Unique or unusual cases are often the “cool”ones to share, yet by their very nature are going to be identifiable. Specific breeds or types of pet we rarely see are also easily identifiable. Your location and the vet clinic you work in is very easy to find, no matter how much you think you’ve covered your tracks. All of these are jigsaw pieces that, if put together, may lead to a case being identified.
While I’m sure we are all good about not sharing clients’ names and details, patient details can be enough for others to identify where this pet is located and for others to recognise the case.
I’ve had this situation online where, in a non-veterinary forum, a client was using an anonymous account to describe a dog attack on their pet. They were seeking financial and legal advice. Yet, I knew the case from three features, and knew it was being shared on the vets’ social media – I assume with the owner’s consent.
Between the two platforms, I knew an acrimonious divorce was affecting the ability to pay for care, and other very personal matters that I really shouldn’t have been able to link to the case on veterinary social media.

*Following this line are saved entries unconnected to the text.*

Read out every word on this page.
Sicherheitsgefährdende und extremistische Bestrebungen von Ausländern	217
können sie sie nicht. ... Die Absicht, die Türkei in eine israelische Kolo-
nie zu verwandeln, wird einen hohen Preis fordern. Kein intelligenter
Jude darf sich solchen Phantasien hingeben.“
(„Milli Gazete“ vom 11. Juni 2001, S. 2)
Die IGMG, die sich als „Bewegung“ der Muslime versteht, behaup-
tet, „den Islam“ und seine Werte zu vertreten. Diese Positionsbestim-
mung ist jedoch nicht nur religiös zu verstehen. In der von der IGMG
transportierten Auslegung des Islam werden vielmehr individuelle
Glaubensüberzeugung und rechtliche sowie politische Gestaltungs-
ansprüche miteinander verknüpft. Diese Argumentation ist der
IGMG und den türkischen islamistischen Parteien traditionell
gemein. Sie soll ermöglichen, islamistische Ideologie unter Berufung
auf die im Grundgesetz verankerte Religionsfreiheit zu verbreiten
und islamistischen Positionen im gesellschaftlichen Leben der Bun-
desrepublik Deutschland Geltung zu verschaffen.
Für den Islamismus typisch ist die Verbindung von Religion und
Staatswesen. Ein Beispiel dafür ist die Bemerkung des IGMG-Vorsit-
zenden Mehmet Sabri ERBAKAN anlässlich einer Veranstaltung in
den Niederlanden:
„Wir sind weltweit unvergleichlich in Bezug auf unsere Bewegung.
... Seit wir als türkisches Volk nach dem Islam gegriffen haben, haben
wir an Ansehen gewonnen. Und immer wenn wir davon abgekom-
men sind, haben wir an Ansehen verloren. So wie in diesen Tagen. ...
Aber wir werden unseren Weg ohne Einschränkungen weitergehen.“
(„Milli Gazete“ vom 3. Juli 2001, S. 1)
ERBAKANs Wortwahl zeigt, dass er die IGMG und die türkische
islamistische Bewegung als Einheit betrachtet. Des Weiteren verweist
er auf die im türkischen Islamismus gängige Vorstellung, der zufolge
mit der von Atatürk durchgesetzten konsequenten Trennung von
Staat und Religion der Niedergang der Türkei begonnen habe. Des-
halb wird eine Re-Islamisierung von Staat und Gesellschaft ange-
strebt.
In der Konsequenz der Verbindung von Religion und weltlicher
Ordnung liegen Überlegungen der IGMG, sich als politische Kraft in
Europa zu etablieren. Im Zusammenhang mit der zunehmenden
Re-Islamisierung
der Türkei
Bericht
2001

In this instance, part of the information jigsaw was from the client, but I suspect they didn’t realise an overlap may occur in that a person on one platform would also see their vets’ social media. Yet, a very informative picture of the situation was openly online.

What can we do?
In that situation, while little can be done if the client chooses to share information, all staff should be made aware of jigsaw identification and it may be worth reviewing your clinic’s social media policy to see if you cover anything on sharing information.

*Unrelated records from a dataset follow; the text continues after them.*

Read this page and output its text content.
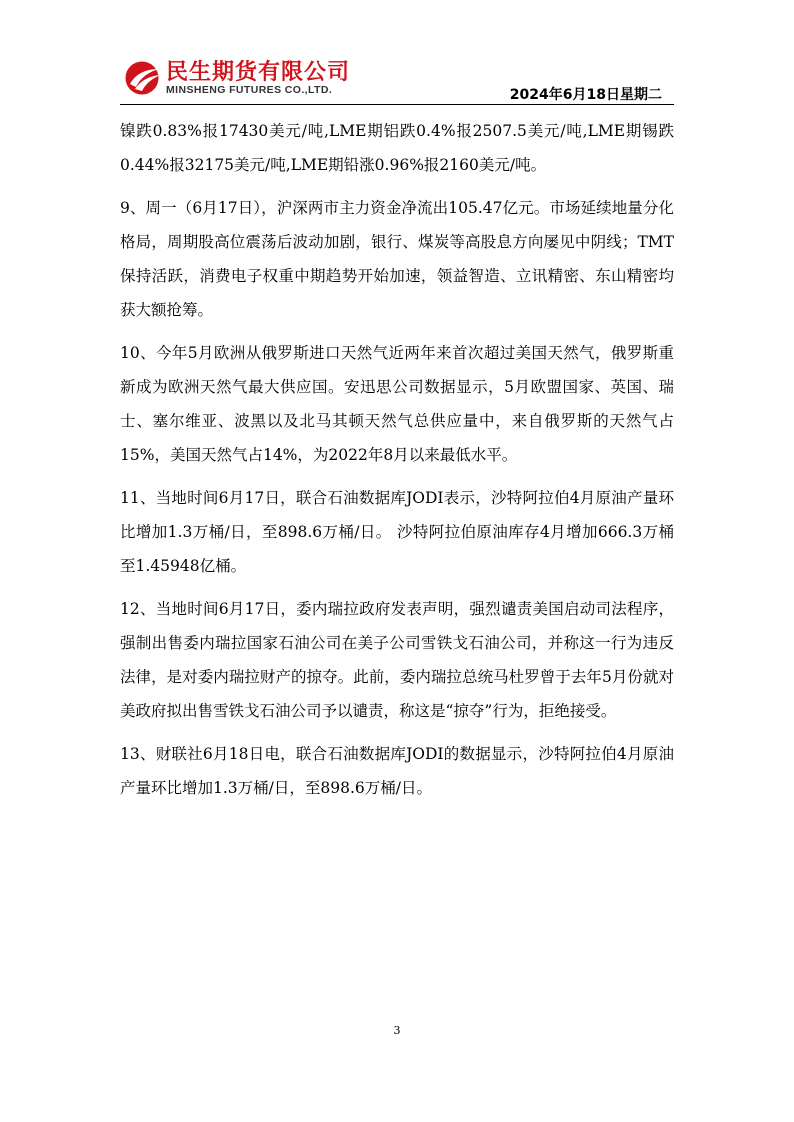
民生期货有限公司
MINSHENG FUTURES CO.,LTD.	2024年6月18日星期二

镍跌0.83%报17430美元/吨,LME期铝跌0.4%报2507.5美元/吨,LME期锡跌0.44%报32175美元/吨,LME期铅涨0.96%报2160美元/吨。

9、周一（6月17日），沪深两市主力资金净流出105.47亿元。市场延续地量分化格局，周期股高位震荡后波动加剧，银行、煤炭等高股息方向屡见中阴线；TMT保持活跃，消费电子权重中期趋势开始加速，领益智造、立讯精密、东山精密均获大额抢筹。

10、今年5月欧洲从俄罗斯进口天然气近两年来首次超过美国天然气，俄罗斯重新成为欧洲天然气最大供应国。安迅思公司数据显示，5月欧盟国家、英国、瑞士、塞尔维亚、波黑以及北马其顿天然气总供应量中，来自俄罗斯的天然气占15%，美国天然气占14%，为2022年8月以来最低水平。

11、当地时间6月17日，联合石油数据库JODI表示，沙特阿拉伯4月原油产量环比增加1.3万桶/日，至898.6万桶/日。 沙特阿拉伯原油库存4月增加666.3万桶至1.45948亿桶。

12、当地时间6月17日，委内瑞拉政府发表声明，强烈谴责美国启动司法程序，强制出售委内瑞拉国家石油公司在美子公司雪铁戈石油公司，并称这一行为违反法律，是对委内瑞拉财产的掠夺。此前，委内瑞拉总统马杜罗曾于去年5月份就对美政府拟出售雪铁戈石油公司予以谴责，称这是“掠夺”行为，拒绝接受。

13、财联社6月18日电，联合石油数据库JODI的数据显示，沙特阿拉伯4月原油产量环比增加1.3万桶/日，至898.6万桶/日。

3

I know most clinics cover this with staff not sharing on their private social media, but with the rise of online groups to support diagnosis and treatment, legitimate reasons exist for sharing identifiable case data.
For clarity, it would be ideal to discuss what is going to be shared and where with colleagues – this would stop repeat posts in different groups that could provide the opportunity for jigsaw identification. You may also wish to have nominated spaces your clinic posts in – general advice spaces exist, but also clinically relevant groups.
I would then advise that it is recorded on clinical notes where and when information was shared. The benefit of this is three-fold. Firstly, you are leaving information for the future about where this case was shared – so if there were any questions of identification, you have a way to demonstrate your actions. Secondly, you can review the quality of information you receive to see if that space is one worth posting in again.
Thirdly, you could elect to focus on clinically based support and advice, and while you need permission to email other clinicians, the jigsaw identification is less of an issue.
Permission to post?
If – and really when – you post, it may be worth using the RCVS advised phrase “permission to post”. This was advised to a vet nurse group some time ago and lets people see you have permission to share the information or images you are using. You don’t need to add why or how you have permission, but stating it is enough.
We’re all learning as we get to use new ways of obtaining information – don’t be scared to share, but do be safe. Remember your ABC – airway, breathing and consent.